如何使用布尔掩码混合两个numpy数组，以有效地创建一个相同的大小？

Question

I use two arrays of the same size like :

>>> a = [range(10)]
>>> a
array([0, 1, 2, 3, 4, 5, 6, 7, 8, 9])
>>> b = -a
>>> b
array([ 0, -1, -2, -3, -4, -5, -6, -7, -8, -9])

I want to create another array using a boolean "mask", for example :

>>> m = (a % 2 == 0)
>>> m
array([ True, False,  True, False,  True, False,  True, False,  True, False], dtype=bool)

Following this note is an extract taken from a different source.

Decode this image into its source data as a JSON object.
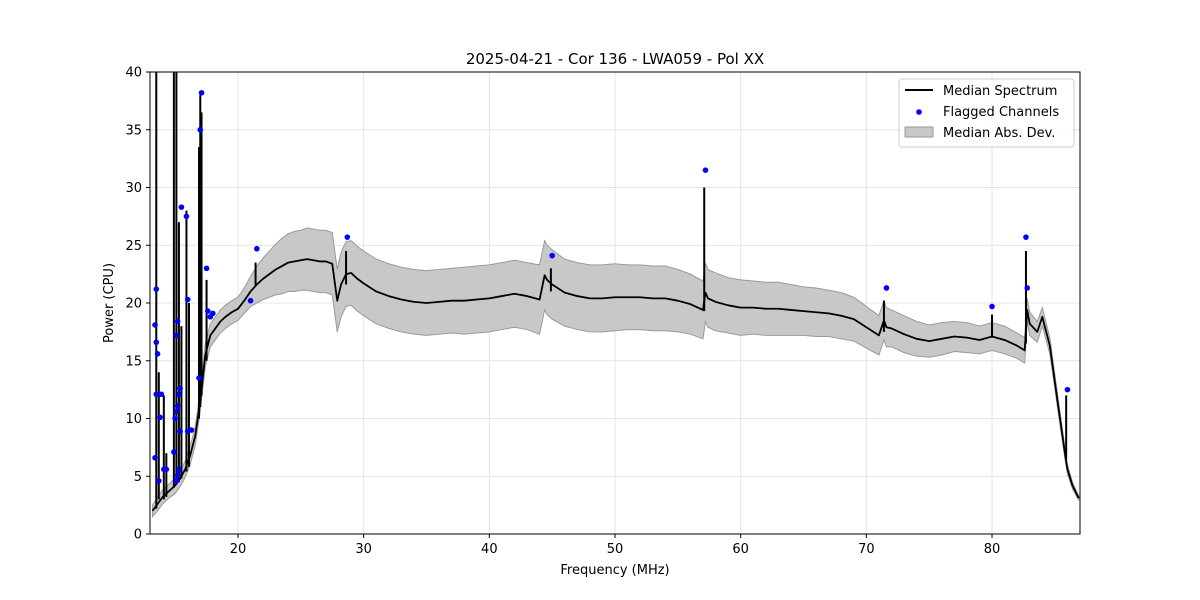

Then I create a third array of the same size and change its values for the ones of a if m is True and for the ones of b if m is False :

>>> c = ones(10)
>>> c[m] = a[m]
>>> c[~m] = b[~m]
>>> c
array([ 0., -1.,  2., -3.,  4., -5.,  6., -7.,  8., -9.])

I wonder if there is a way to do the three last operations (the creation of c) within just one operation (especially for performance optimisation).

The problem of doing :

c = a * m + b * m

is when there are NaN in a or b, when it is multiplied by zero it still makes NaN.

PS : The example I gave would also work for n-dimensionnal arrays.

Answer 1

You are looking for numpy.where :

c = numpy.where(m, a, b)

Good luck.

Answer 2

Using list comprehension you could create some conditionals that determine what list to pick form?

result = [ a[i] if bol else b[i] for i, bol in enumerate(mask)]

And then you could apply some functions to a[i] or b[i] depending on how you want to alter them.